When applying the arm's length principle to services rendered by an individual to a related party corporation, those same services supplied by the corporation to a third party can be used as an internal comparable.

The Spanish Central Economic-Administrative Court ("TEAC") has released an important decision in relation to the arm's length valuation of services performed by a partner to a corporation where that corporation also renders the same services to a third party. In a decision that overrides a previous one issued by the Catalonian Regional Economic-Administrative Court ("TEAR"), the TEAC suggests that, provided the corporation does not add significant value to the services rendered, the transaction between the corporation and the third party may be used as an internal comparable transaction for the application of the Comparable Uncontrolled Price method ("CUP") to the individual partner's compensation.

The decision in question implies that profits will be allocated as a whole to the individual, leaving income within the corporation only to the extent that it covers the incurred expenses. This could potentially trigger significant consequences for individuals rendering personal services through a non-transparent legal entity, as all the profits would be subject to Personal Income Tax rather than Corporate Income Tax. If profits are high enough, income will be taxed at higher rates (up to 48 percent instead of the corporate income tax rate of 25 percent).
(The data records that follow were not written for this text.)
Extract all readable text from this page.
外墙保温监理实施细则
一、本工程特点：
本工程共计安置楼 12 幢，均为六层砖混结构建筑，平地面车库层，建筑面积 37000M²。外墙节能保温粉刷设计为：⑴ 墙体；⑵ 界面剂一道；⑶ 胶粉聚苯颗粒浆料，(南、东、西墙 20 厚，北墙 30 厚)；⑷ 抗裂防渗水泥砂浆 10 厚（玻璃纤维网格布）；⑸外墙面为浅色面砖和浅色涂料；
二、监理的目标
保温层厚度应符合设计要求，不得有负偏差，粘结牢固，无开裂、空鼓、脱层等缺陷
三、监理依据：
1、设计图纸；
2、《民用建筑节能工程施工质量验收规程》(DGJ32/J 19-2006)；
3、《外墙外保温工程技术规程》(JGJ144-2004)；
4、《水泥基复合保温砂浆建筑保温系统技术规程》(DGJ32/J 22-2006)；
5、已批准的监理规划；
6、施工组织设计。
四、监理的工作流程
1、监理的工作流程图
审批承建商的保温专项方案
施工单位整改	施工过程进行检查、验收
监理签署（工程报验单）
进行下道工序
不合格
Broadly speaking, the TEAC argues that, where the corporation lacks production means other than the work performed by the individual, the services rendered by the corporation to third parties are comparable enough to those rendered by the individual. As a comparable uncontrolled transaction, the CUP method is preferable to the Profit Split method, which the Spanish tax inspectors often apply during tax audits. This is especially the case when the services rendered by the corporation to third parties are considered to be intuito personae, that is, no professional other than the individual in question may perform them.

Moreover, the TEAC assumes that in these kinds of structures no functional analysis is needed for the tax auditors in order to challenge the arm's length's nature of the transfer prices. The reason for this assumption is that the corporation does not have production means that result in higher added value to the individual's provision of services, so that there are no functions, risks nor assets to analyse. Consequently, the tax inspectors solely need to argue the reasons that lead them to consider that the legal entity lacks of its own structure for performing its activity. Besides, even if the taxpayer could prove that there are other more reliable comparable transactions, the TEAC clearly states that "this is not a valid reason to reject the comparable selected by the tax auditors".

The provision of services by an individual through a corporation is not a recent issue in the Spanish tax landscape. Traditionally, the Spanish Tax Authorities considered this situation as an abusive tax scheme, thus applying domestic general anti-avoidance rules to allocate all the income to the individual partner. As a result of several court judgements confirming the taxpayers' claims on the matter (see, inter alia, the decision of the High Court of Murcia issued on January 26th, 2015), the Spanish Administration has turned towards the Transfer Pricing rules in order to challenge these kinds of structures.

Whereas this decision is binding only on the Spanish Tax Administration (taxpayers can still challenge its content before national courts), it may have immediate consequences for professionals that have been providing services to third parties through their own corporation during recent years.